HH Com 120

For centuries, angels have walked among humans and succumbed to the pleasures of the flesh. This practice has spawned the Nephilim, powerful beings who are feared by their human kin, and scorned by their angelic parents.

The angels are a race divided. The Bright Host enforce God’s will, and hunt both Nephilim and disobedient angels with equal fervor. The Dark Host, indifferent to their bastard children’s plight, bide their time in the ruins of Eden and seek to reopen Paradise to their beloved humans.

Silver, born to the angel Lorin, knows nothing of our (brutal POV shift here) world. His six-century existence has consisted of long periods locked in a stone prison, hidden from human and angel alike. He emerges only at his mother’s command, to slaughter the Nephilim. His power is limitless, yet he obeys Lorin unconditionally.

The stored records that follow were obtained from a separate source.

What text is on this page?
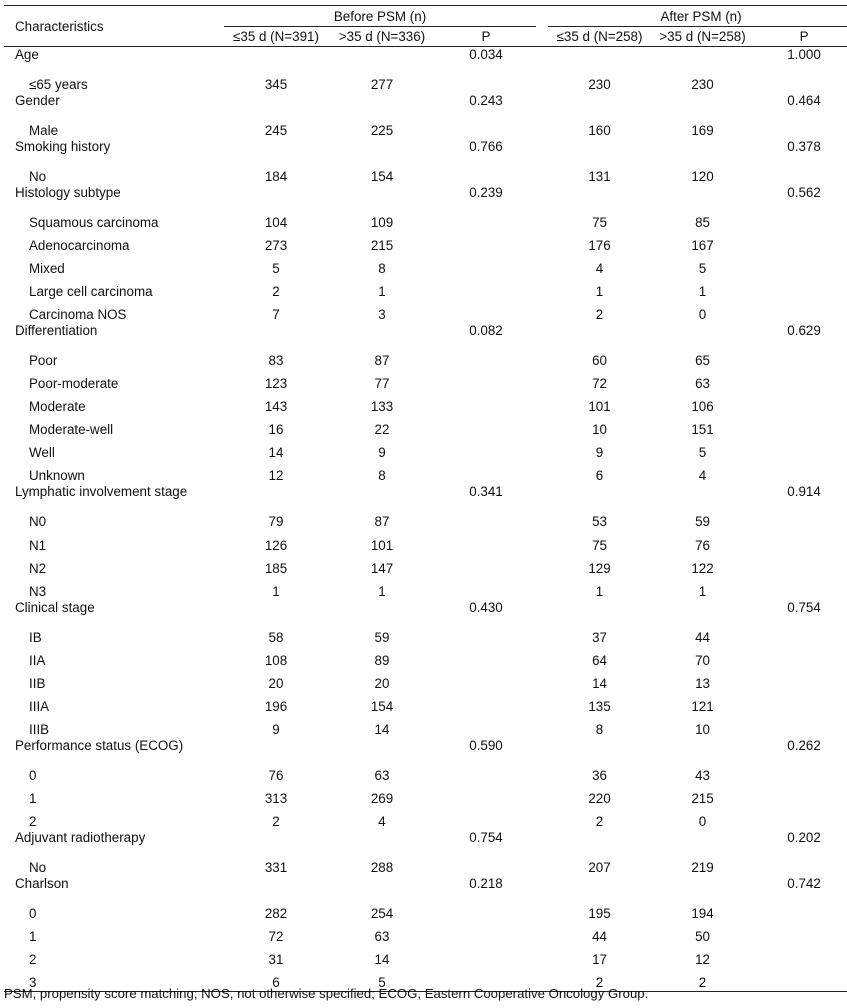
Characteristics	Before PSM (n)				After PSM (n)		
	≤35 d (N=391)	>35 d (N=336)	P		≤35 d (N=258)	>35 d (N=258)	P
Age			0.034				1.000
≤65 years	345	277			230	230	
Gender			0.243				0.464
Male	245	225			160	169	
Smoking history			0.766				0.378
No	184	154			131	120	
Histology subtype			0.239				0.562
Squamous carcinoma	104	109			75	85	
Adenocarcinoma	273	215			176	167	
Mixed	5	8			4	5	
Large cell carcinoma	2	1			1	1	
Carcinoma NOS	7	3			2	0	
Differentiation			0.082				0.629
Poor	83	87			60	65	
Poor-moderate	123	77			72	63	
Moderate	143	133			101	106	
Moderate-well	16	22			10	151	
Well	14	9			9	5	
Unknown	12	8			6	4	
Lymphatic involvement stage			0.341				0.914
N0	79	87			53	59	
N1	126	101			75	76	
N2	185	147			129	122	
N3	1	1			1	1	
Clinical stage			0.430				0.754
IB	58	59			37	44	
IIA	108	89			64	70	
IIB	20	20			14	13	
IIIA	196	154			135	121	
IIIB	9	14			8	10	
Performance status (ECOG)			0.590				0.262
0	76	63			36	43	
1	313	269			220	215	
2	2	4			2	0	
Adjuvant radiotherapy			0.754				0.202
No	331	288			207	219	
Charlson			0.218				0.742
0	282	254			195	194	
1	72	63			44	50	
2	31	14			17	12	
3	6	5			2	2	
PSM, propensity score matching; NOS, not otherwise specified; ECOG, Eastern Cooperative Oncology Group.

When the Bright Host mark Lorin for death, she calls on the one angel she still trusts, and confides in him the terrible secret Silver holds. Her final wish is to have her son destroyed. However, Remmael can’t bring himself to kill this seemingly innocent creature, and sets Silver free.

Released from his mother’s absolute control, Silver is thrust into an ancient conflict in which all sides believe him the solution. The Bright Host want him annihilated. The Dark Host crave his power. The Nephilim desire his allegiance. Silver must choose his own path, for he holds the power to restore Eden...or to destroy the world.

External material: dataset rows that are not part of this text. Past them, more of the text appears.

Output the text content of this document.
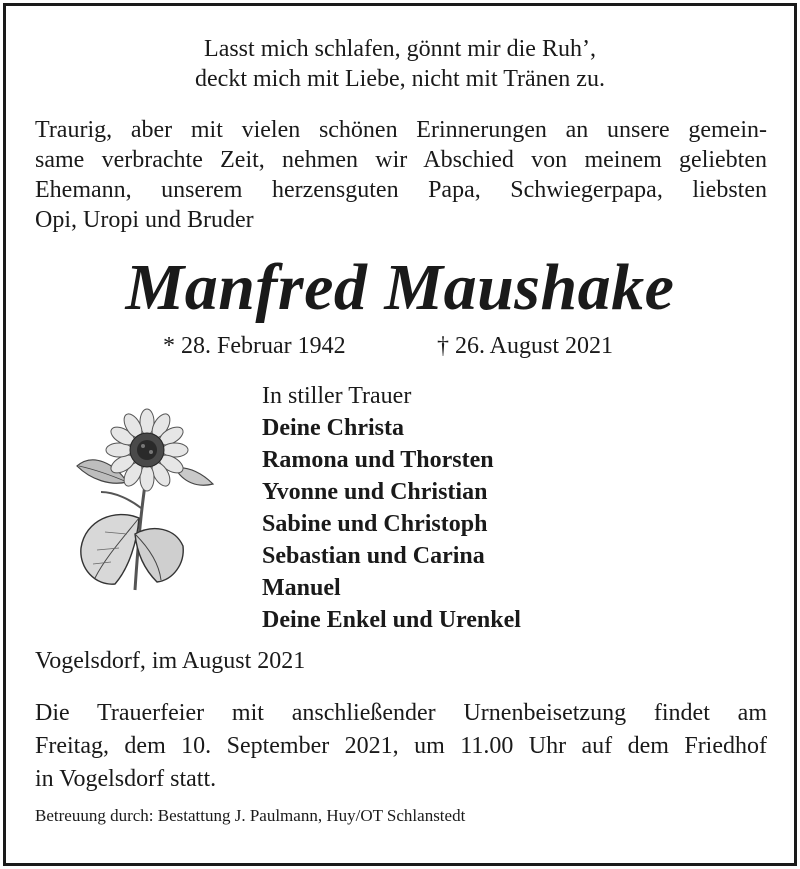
Lasst mich schlafen, gönnt mir die Ruh’,
deckt mich mit Liebe, nicht mit Tränen zu.
Traurig, aber mit vielen schönen Erinnerungen an unsere gemein-
same verbrachte Zeit, nehmen wir Abschied von meinem geliebten
Ehemann, unserem herzensguten Papa, Schwiegerpapa, liebsten
Opi, Uropi und Bruder
Manfred Maushake
* 28. Februar 1942	† 26. August 2021
In stiller Trauer
Deine Christa
Ramona und Thorsten
Yvonne und Christian
Sabine und Christoph
Sebastian und Carina
Manuel
Deine Enkel und Urenkel
Vogelsdorf, im August 2021
Die Trauerfeier mit anschließender Urnenbeisetzung findet am
Freitag, dem 10. September 2021, um 11.00 Uhr auf dem Friedhof
in Vogelsdorf statt.
Betreuung durch: Bestattung J. Paulmann, Huy/OT Schlanstedt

This is a synopsis, not a hook.

Focus on Silver. Don't explain everythinig. Show us his dilemma.


Rhona said...

This sounds a lot like The Fallen....and I like it.

December Quinn said...

I do love this premise. The idea of angels unable to resist the sins of the flesh is really appealing, and I like the way everybody wants something different from Silver.

Southern Writer said...

I got to read a little of this story, and it's killer!

ello said...

REally interesting, but I had to read it twice in order to understand the premise. I agree with Miss. Snark to focus on Silver who sounds awesome but I don't know how you get rid of the other stuff which seems key to the storyline. All I know is that I want to read it.

So, what's Silver's secret? I NEED to know!

Dave said...

Too many words again:
You say: "Silver, born to the angel Lorin, knows nothing of our (brutal POV shift here) world. His six-century existence has consisted of long periods locked in a stone prison, hidden from human and angel alike."

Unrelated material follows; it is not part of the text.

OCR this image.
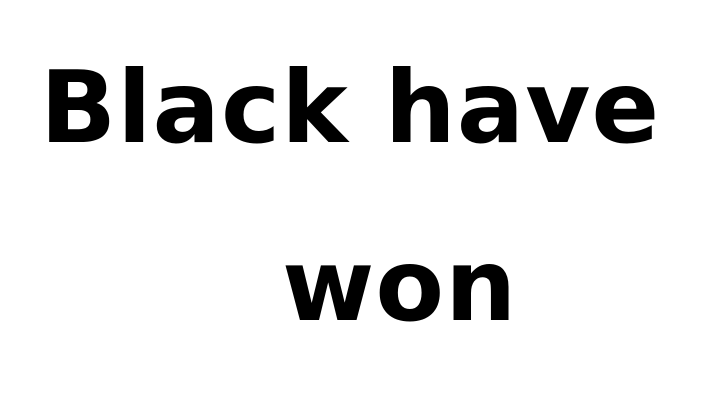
Black have
won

I would say: "Locked away, hidden from man, the angel Silver is marked for death."

Then you can talk about his Moses style escape.

S. W. Vaughn said...

Gotcha! :-) Thank you, Miss Snark. Exactly what I wanted to know -- what it needed. Focus, grasshopper, focus!

Thanks to the commentors: rhona, I'd never heard of The Fallen before. Gotta check it out! December, Southern, thanx!!

ello, that was my problem! :-) I couldn't figure out how to do it without the other stuff... LOL and if I told you, it wouldn't be a secret. *G*

S. W. Vaughn said...

Thank you, Dave! Great suggestion.

LOL I think the (brutal POV shift here) was Miss Snark -- though I do adore brutality. :-)

HawkOwl said...

Hell yeah!

Even if this turns out to suck, it will suck on a grand scale.

S. W. Vaughn said...

Why, thank you, hawkowl!

Hmmm: "This sucks, but it sucks on a grand scale." Maybe I could use that in my query? LOL

A Paperback Writer said...

I like the backstory. Promiscuous angels. Hmmm. Maybe you should do a whole prequel to this. I want to read THAT story.

Anonymous said...

I can tell you, it's not The Fallen by T. Jefferson Parker.

So, perhaps an author to go with the book, rhona?

Anonymous said...

I saw something like this in the paranormal racks at Wal*Mart last week and a couple days ago critiqued another one in the paranormal thread on Absolute Write.

The writer is directed to read "Good Omens" several times and "Paradise Lost" at least once.

Jeremy James said...

It also sounds a *LITTLE* like my novel :)...the hook of which Miss Snark will hopefully still be getting to in the very near future.

thraesja said...

I like this one too. My nitpick is that I don't see how his power can be limitless. If it is, how would he be killed. Wouldn't that make him, I dunno, God?
Great premise, I wish Miss Snark'd asked for pages, as I'd like to see more of it.